InnoDB memory allocation, ulimit, and OpenSUSESasha Pachev
I recently encountered an interesting case. A customer reported that mysqld crashed on start on OpenSUSE 11.2 kernel 184.108.40.206-0.2-desktop x86_64 Â with 96 GB RAM when the innodb_buffer_pool_size was set to anything more than 62 GB. I decided to try it with 76 GB. The error message was an assert due to a failed malloc() in ut_malloc_low() in ut/ut0mem.c inside InnoDB source code. InnoDB wraps the majority of its memory allocations in ut_malloc_low(), so to get an idea of the pattern of requested allocations I added a debugging fprintf() to tell me how much was being allocated and whether it was successful.

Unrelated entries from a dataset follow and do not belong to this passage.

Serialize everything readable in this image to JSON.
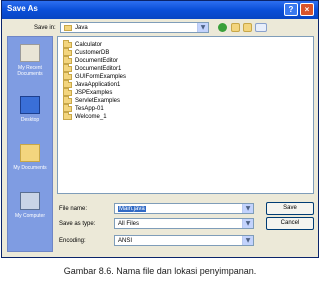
{
  "window": {
    "title": "Save As",
    "help_glyph": "?",
    "close_glyph": "×"
  },
  "toolbar": {
    "save_in_label": "Save in:",
    "save_in_value": "Java",
    "icons": [
      "back-icon",
      "up-folder-icon",
      "new-folder-icon",
      "views-menu-icon"
    ]
  },
  "places": [
    {
      "label": "My Recent Documents",
      "icon": "recent-documents-icon"
    },
    {
      "label": "Desktop",
      "icon": "desktop-icon"
    },
    {
      "label": "My Documents",
      "icon": "my-documents-icon"
    },
    {
      "label": "My Computer",
      "icon": "my-computer-icon"
    }
  ],
  "files": [
    "Calculator",
    "CustomerDB",
    "DocumentEditor",
    "DocumentEditor1",
    "GUIFormExamples",
    "JavaApplication1",
    "JSPExamples",
    "ServletExamples",
    "TesApp-01",
    "Welcome_1"
  ],
  "form": {
    "file_name_label": "File name:",
    "file_name_value": "Main.java",
    "save_type_label": "Save as type:",
    "save_type_value": "All Files",
    "encoding_label": "Encoding:",
    "encoding_value": "ANSI"
  },
  "buttons": {
    "save": "Save",
    "cancel": "Cancel"
  },
  "caption": "Gambar 8.6.  Nama file dan lokasi penyimpanan.",
  "colors": {
    "titlebar": "#0a4fd8",
    "places_bar": "#7f9ce2",
    "selection": "#316ac5",
    "folder": "#f3d57e"
  }
}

I discovered something interesting. I expected the allocation to fail on the 76 GB of the buffer pool, due to some weird memory mapping issue and a continuous block of 76 GB not being available. However, that is not what happened. 76 GB buffer was allocated successfully. What was failing is the allocation of 3.37GB after that. What in the world could InnoDB need that was 3.37 GB? There was nothing in the settings that asked for anything close to 3 GB explicitly.

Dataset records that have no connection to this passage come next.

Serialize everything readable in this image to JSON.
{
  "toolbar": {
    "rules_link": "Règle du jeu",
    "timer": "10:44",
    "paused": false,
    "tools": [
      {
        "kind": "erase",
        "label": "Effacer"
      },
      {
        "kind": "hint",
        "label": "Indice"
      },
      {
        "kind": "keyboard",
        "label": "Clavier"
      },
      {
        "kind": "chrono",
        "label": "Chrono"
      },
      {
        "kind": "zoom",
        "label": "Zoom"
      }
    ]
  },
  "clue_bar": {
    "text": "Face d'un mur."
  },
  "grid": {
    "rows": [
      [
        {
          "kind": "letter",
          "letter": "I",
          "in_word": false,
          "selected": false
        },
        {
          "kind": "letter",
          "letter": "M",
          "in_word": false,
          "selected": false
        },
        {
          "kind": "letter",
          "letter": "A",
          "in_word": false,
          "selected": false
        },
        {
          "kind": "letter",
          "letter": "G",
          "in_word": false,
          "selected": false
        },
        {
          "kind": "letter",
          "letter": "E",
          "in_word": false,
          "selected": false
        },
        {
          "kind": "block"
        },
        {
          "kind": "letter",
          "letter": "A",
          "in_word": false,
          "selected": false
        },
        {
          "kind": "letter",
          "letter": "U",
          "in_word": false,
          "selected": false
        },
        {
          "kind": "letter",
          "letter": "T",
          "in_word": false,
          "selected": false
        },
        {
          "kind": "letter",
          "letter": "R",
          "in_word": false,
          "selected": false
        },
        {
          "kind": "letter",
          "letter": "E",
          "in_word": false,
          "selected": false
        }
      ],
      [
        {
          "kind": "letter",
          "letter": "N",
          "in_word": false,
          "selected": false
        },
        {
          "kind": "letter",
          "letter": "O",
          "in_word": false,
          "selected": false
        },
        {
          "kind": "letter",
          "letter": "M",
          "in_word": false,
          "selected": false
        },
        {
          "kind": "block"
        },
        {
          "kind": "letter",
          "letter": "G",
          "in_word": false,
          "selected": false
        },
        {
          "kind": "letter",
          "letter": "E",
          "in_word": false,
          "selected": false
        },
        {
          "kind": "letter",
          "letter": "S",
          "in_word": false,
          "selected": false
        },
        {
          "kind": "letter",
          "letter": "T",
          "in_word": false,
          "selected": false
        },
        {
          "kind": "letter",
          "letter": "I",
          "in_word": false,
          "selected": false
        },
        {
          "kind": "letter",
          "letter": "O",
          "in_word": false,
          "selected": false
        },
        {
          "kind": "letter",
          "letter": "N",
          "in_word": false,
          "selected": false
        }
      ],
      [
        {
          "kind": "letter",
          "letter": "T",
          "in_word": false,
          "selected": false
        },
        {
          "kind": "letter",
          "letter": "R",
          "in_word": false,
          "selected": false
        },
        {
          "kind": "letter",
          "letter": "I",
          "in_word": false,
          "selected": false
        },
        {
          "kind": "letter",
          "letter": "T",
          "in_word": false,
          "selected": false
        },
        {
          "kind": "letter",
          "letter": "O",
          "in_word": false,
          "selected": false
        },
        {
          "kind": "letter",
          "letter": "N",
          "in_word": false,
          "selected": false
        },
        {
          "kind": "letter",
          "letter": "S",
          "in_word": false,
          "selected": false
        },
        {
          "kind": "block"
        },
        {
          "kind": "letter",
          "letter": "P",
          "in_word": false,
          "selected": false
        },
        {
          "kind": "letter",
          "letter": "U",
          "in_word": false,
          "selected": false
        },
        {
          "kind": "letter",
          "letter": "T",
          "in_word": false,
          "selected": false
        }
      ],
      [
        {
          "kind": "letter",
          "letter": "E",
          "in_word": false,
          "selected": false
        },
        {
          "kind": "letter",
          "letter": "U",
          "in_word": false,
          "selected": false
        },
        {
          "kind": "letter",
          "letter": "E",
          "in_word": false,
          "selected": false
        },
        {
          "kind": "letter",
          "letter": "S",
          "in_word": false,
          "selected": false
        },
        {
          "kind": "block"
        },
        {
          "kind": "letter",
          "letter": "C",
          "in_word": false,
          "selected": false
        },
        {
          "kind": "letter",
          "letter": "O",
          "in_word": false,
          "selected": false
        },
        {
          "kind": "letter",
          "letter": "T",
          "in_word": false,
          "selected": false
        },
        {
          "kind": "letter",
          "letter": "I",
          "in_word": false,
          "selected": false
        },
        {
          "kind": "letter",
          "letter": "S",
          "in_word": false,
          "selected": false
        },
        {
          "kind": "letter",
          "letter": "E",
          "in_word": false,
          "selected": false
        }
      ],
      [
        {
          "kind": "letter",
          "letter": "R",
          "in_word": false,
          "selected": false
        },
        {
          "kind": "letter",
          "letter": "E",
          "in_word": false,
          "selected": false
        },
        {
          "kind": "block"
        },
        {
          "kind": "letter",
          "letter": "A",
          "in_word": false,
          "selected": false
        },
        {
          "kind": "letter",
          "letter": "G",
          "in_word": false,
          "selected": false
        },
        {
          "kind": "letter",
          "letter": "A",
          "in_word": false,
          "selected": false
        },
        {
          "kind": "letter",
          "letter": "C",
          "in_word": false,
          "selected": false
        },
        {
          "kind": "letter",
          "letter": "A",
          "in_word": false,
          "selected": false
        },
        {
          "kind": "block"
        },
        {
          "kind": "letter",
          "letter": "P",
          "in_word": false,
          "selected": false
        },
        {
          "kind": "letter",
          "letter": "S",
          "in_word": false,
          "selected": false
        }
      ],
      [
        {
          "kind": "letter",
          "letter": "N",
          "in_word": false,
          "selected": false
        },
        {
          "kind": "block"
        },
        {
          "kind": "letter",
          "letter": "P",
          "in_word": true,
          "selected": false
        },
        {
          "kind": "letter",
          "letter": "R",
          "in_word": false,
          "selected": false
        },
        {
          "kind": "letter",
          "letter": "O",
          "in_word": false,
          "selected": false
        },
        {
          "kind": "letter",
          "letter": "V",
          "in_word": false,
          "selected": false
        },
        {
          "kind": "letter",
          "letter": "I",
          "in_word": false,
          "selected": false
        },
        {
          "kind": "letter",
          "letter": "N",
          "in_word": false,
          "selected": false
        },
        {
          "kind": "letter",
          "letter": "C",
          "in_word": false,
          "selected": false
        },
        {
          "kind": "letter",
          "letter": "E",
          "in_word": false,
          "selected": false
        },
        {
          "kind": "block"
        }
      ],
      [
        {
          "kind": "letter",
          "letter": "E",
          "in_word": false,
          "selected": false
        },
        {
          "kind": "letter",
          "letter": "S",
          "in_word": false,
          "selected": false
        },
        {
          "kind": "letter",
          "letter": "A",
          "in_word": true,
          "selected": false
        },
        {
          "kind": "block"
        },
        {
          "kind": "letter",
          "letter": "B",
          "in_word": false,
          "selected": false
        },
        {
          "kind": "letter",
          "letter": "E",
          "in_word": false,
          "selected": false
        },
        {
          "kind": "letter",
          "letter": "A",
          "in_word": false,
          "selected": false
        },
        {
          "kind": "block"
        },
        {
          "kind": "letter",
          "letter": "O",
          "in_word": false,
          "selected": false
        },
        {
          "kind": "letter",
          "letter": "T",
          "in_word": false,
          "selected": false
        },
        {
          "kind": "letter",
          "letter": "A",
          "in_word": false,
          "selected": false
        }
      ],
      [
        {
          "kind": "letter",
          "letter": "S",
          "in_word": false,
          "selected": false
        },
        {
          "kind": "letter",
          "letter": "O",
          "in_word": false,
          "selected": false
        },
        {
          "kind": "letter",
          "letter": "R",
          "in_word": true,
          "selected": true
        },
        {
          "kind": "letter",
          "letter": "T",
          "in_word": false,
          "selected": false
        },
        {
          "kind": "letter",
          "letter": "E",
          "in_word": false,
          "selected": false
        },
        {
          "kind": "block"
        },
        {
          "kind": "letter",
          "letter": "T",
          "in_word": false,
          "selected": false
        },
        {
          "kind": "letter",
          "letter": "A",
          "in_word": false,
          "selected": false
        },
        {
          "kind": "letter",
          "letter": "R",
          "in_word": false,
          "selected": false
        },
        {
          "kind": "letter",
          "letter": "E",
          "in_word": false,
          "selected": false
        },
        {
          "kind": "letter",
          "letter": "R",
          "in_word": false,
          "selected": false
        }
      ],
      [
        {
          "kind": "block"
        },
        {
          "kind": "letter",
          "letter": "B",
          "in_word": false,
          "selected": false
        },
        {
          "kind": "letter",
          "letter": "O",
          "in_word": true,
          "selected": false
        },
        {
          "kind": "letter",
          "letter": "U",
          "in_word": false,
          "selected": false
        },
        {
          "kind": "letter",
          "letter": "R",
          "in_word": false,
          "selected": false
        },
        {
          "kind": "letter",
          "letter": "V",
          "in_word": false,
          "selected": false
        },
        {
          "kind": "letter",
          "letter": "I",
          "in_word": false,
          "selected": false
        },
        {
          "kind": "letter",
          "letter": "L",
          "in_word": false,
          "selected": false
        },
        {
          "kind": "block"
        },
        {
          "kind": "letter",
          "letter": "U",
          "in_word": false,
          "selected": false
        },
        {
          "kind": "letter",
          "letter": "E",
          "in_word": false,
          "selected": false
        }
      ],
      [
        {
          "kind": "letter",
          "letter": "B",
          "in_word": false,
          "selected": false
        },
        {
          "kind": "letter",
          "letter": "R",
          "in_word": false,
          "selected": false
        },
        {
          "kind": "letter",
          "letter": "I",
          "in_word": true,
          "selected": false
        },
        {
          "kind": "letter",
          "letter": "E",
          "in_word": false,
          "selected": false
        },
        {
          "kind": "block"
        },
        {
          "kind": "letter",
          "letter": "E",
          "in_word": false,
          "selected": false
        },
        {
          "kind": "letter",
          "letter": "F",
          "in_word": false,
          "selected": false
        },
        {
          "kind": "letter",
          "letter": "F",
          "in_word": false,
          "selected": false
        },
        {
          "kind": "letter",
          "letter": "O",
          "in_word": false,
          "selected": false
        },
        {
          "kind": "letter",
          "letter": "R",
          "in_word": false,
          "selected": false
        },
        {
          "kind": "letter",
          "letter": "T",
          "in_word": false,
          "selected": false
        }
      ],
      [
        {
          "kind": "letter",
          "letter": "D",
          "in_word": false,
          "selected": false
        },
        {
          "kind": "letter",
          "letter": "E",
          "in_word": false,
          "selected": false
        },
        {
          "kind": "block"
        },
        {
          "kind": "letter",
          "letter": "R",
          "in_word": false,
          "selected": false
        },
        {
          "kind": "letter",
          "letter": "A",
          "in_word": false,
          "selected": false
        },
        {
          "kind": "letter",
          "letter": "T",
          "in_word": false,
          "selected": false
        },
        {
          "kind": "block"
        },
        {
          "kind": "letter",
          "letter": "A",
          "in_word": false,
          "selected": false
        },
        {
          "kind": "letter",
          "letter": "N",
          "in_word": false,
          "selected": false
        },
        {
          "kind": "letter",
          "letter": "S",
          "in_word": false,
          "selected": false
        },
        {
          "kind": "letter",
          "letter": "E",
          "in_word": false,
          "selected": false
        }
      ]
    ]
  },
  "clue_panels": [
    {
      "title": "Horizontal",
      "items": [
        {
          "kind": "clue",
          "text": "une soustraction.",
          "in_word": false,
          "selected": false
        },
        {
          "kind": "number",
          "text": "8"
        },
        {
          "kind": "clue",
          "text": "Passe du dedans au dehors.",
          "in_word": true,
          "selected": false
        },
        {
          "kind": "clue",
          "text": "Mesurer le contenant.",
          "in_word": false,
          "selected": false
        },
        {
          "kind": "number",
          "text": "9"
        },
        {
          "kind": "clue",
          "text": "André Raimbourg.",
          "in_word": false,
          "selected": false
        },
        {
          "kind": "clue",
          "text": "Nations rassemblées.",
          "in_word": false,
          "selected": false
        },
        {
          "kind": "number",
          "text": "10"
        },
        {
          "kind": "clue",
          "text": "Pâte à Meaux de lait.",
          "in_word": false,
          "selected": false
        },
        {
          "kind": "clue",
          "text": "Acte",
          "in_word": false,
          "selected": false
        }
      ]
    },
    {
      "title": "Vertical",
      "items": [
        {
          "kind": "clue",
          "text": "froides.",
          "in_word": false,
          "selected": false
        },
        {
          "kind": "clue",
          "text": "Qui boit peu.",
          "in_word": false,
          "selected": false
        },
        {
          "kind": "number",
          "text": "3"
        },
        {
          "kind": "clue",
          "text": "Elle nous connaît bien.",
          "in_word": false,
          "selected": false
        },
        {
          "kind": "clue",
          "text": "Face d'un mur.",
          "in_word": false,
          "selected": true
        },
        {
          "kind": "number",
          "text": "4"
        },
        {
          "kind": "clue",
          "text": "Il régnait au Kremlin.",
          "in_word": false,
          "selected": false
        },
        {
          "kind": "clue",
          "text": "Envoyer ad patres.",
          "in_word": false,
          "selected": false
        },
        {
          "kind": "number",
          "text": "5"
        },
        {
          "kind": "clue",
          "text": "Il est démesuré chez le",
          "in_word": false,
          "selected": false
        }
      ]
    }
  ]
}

Source code is the ultimate documentation, and I took advantage of that. My good friend GDB guided me to buf_pool_init() in buf/buf0buf.c. There I found the following:
buf_pool->frame_mem = os_mem_alloc_large(
UNIV_PAGE_SIZE * (n_frames + 1),
That was the buffer pool itself, the 76 GB of it. And now the buffer pool’s friend:
buf_pool->blocks = ut_malloc(sizeof(buf_block_t) * max_size);
3.6 GB of it!
From the comments in the code (InnoDB code actually has very good comments), max_size is the maximum number of buffer pool pages (16K each), n_frames which is the same thing unless AWE is used, but it was not used, so I did not worry about it.

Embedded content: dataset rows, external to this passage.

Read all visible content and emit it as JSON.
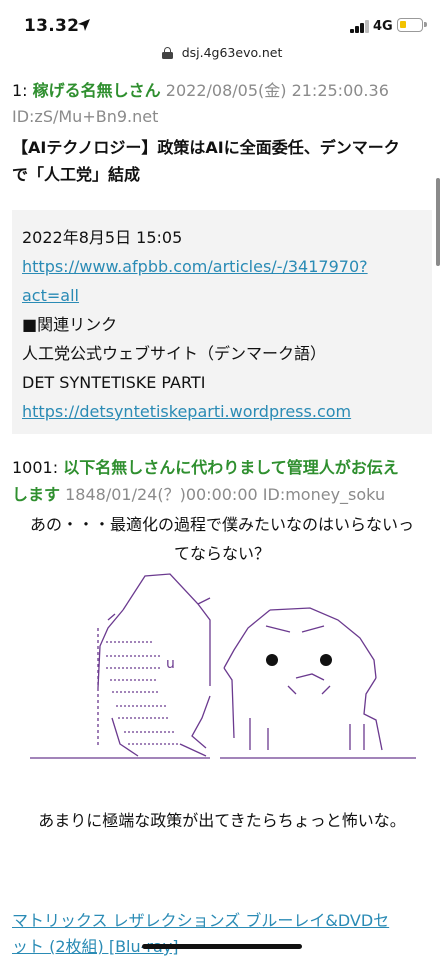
{
  "status_bar": {
    "time": "13.32",
    "network": "4G"
  },
  "url_bar": {
    "url": "dsj.4g63evo.net"
  },
  "post1": {
    "number": "1:",
    "author": "稼げる名無しさん",
    "date": "2022/08/05(金) 21:25:00.36",
    "id": "ID:zS/Mu+Bn9.net",
    "headline_line1": "【AIテクノロジー】政策はAIに全面委任、デンマーク",
    "headline_line2": "で「人工党」結成",
    "quote": {
      "datetime": "2022年8月5日 15:05",
      "link1_line1": "https://www.afpbb.com/articles/-/3417970?",
      "link1_line2": "act=all",
      "related": "■関連リンク",
      "site_label": "人工党公式ウェブサイト（デンマーク語）",
      "party_name": "DET SYNTETISKE PARTI",
      "link2": "https://detsyntetiskeparti.wordpress.com"
    }
  },
  "post1001": {
    "number": "1001:",
    "author_line1": "以下名無しさんに代わりまして管理人がお伝え",
    "author_line2": "します",
    "date": "1848/01/24(？)00:00:00",
    "id": "ID:money_soku",
    "text_line1": "あの・・・最適化の過程で僕みたいなのはいらないっ",
    "text_line2": "てならない？",
    "art_glyph": "u",
    "caption": "あまりに極端な政策が出てきたらちょっと怖いな。"
  },
  "ad": {
    "line1": "マトリックス レザレクションズ ブルーレイ&DVDセ",
    "line2": "ット (2枚組) [Blu-ray]"
  },
  "colors": {
    "author_green": "#2f8f2f",
    "link_blue": "#2a8bb5",
    "meta_gray": "#8b8b8b",
    "art_purple": "#6b3a8f"
  }
}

What shall we call that friend? It is used for storing some meta information about buffer pool pages. The most natural name I could come up with from reading the source code is the blocks array.
Thus we can see that we are allocating another chunk that is in proportion to the setting of innodb_buffer_pool_size for the blocks array. The exact proportions will probably vary from version to version, but roughly about 1 G for every 25 G of the buffer pool. This can become significant in the proper innodb_buffer_pool_size estimations when the system has a lot of RAM and you want to have the largest possible innodb_buffer_pool_size. Do not forget to give the blocks array some room!
While this was an interesting investigation, it nevertheless did not explain why there was not enough room for a 76 GB buffer pool. Even with the extra 3.37 GB allocation, there was still some free memory. Or was there? Maybe some hidden monster was eating it up? I quickly wrote this hack to prove or disprove the monster’s presence.
I verified that I could allocate and initialize two chunks of 40 GB from two separate processes, but not 80 GB from one. In fact, 80GB allocation failed right in malloc(), did not even get to initialization. I tested it with allocating 70 GB concurrently in each process so as to overrun physical memory + swap. Both allocations were successful, one initialized successfully, the other was killed by the OOM kill during initialization.
This smelled like a low ulimit, and sure enough it was. ulimit -m ulimited; ulimit -v unlimited did the magic, and mysqld successfully started with an 80 GB buffer pool. Apparenly OpenSUSE defaults are set in proportion to physical memory to keep the memory-hungry applications from taking the system down. On this particular system (96 GB physical memory, 2 GB swap it decided to set the virtual memory ulimit (-v) to 77.27 GB, and the physical memory (-m) to 80.40 GB).